Let’s look at some of the new features in the Linked Commons 2.0.
- Filtering based on the node name
The Linked Commons 2.0 allows users to search for their favorite node and then explore all of that node’s neighbors across the thousands present in the database. We have color-coded the links connecting the neighbors to the root node, as well as the neighbors which are connected to the root node differently. This makes it immaculately easy for users to classify the neighbors into two categories.
- A sleek and revamped design
The Linked Commons 2.0 has a sleek design, with a clean and refreshing look along with both a light and dark theme.
- Tools for smooth interaction with the canvas
The Linked Commons 2.0 ships with a few tools that allow the user to zoom in, zoom out, and reset zoom with just one tap. It is especially useful to users who are on touch devices or using a trackpad.
- Autocomplete feature
The current database of the Linked Commons 2.0 contains around 240 thousand nodes and 4.14 million links. Unfortunately, some of the node names are uncommon and lengthy. To prevent users from the exhausting work of typing complete node names, this version ships with an autocomplete feature: for every keystroke, node names will appear that correspond with what the user might be looking for.

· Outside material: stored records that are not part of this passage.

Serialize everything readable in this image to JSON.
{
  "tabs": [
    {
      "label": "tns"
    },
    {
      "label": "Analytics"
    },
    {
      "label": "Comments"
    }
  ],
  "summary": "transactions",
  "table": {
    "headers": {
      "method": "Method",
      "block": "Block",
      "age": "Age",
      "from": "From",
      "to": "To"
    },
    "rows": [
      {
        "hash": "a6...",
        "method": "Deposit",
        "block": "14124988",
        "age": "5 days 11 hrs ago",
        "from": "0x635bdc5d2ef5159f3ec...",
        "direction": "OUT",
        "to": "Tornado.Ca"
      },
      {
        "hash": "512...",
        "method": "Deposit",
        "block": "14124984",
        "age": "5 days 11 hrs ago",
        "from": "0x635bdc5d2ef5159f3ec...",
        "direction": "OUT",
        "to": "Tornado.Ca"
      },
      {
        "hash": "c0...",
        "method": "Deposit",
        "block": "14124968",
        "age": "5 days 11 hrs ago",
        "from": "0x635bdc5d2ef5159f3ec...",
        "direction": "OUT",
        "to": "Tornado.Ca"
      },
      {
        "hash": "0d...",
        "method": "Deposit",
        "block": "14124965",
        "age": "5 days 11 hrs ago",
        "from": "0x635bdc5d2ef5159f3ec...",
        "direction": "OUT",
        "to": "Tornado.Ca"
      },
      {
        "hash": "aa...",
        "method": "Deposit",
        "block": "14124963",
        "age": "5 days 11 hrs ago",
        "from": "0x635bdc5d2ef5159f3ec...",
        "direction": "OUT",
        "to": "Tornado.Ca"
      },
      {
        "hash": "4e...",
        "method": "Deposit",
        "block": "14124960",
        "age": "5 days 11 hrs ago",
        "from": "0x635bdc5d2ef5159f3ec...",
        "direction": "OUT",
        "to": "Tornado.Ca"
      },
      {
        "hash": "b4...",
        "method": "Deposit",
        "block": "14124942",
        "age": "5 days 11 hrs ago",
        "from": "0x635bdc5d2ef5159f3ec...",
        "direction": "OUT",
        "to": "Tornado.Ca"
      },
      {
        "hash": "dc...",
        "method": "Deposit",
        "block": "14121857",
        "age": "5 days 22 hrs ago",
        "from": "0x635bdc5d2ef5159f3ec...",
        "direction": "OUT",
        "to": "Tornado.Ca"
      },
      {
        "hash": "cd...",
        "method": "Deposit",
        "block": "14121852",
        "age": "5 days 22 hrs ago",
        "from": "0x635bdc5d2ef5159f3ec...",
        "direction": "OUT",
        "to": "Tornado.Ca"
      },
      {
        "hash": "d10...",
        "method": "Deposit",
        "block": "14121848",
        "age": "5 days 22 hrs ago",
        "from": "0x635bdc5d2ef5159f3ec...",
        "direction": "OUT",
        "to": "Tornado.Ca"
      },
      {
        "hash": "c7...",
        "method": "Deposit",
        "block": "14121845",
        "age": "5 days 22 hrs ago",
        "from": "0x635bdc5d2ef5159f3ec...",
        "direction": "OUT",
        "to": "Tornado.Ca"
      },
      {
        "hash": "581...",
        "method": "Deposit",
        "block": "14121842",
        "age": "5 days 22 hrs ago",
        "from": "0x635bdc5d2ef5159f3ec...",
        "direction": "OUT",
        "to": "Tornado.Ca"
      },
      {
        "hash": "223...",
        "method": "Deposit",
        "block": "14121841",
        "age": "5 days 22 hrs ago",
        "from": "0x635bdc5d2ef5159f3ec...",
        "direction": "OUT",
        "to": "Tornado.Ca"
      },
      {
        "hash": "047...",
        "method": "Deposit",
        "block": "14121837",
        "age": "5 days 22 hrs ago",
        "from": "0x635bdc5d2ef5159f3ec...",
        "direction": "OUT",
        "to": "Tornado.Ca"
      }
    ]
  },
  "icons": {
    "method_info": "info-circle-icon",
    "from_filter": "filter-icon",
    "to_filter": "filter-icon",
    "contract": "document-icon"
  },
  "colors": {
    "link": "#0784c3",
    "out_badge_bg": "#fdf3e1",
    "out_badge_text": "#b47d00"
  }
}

What’s next for the Linked Commons?
In the current version, there are some nodes which are very densely connected. For example, the node “Wikipedia” has around 89k nodes and 102k links as neighbours. This number is too big for web browsers to render. Therefore, we need to configure a way to reduce this to a more reasonable number.
During the preprocessing, we dropped a lot of the nodes and removed more than 3 million nodes which didn’t have CC license information. In general, the current version shows only those nodes which are soundly linked with other domains and their licenses information is available. However, to provide a more complete picture of the CC Catalog, the Linked Commons needs additional filtering methods and other tools. These potentially include:
- filtering based on Top-Level domain
- filtering based on the number of web links associated with a node
We plan to continue working on the Linked Commons. You can follow the project development by visiting our GitHub repo. We encourage you to contribute to the Linked Commons, by reporting bugs, suggesting features or by helping us write code. The new Linked Commons makes it easy for anyone to set up the development environment.
The project consists of a dedicated server which powers the filtering by node name and query autocompletion. The frontend is built using ReactJS, for smooth rendering performance. So, it doesn’t matter whether you’re a frontend developer, a backend developer, or a designer: there is some part of the Linked Commons that you can work on and improve. We look forward to seeing you on board with sparkling ideas!
We are extremely proud and grateful for the work done by Subham Sahu throughout his 2020 Google Summer of Code internship. We look forward to his continued contributions to the Linked Commons as a project core committer in the CC Open Source Community!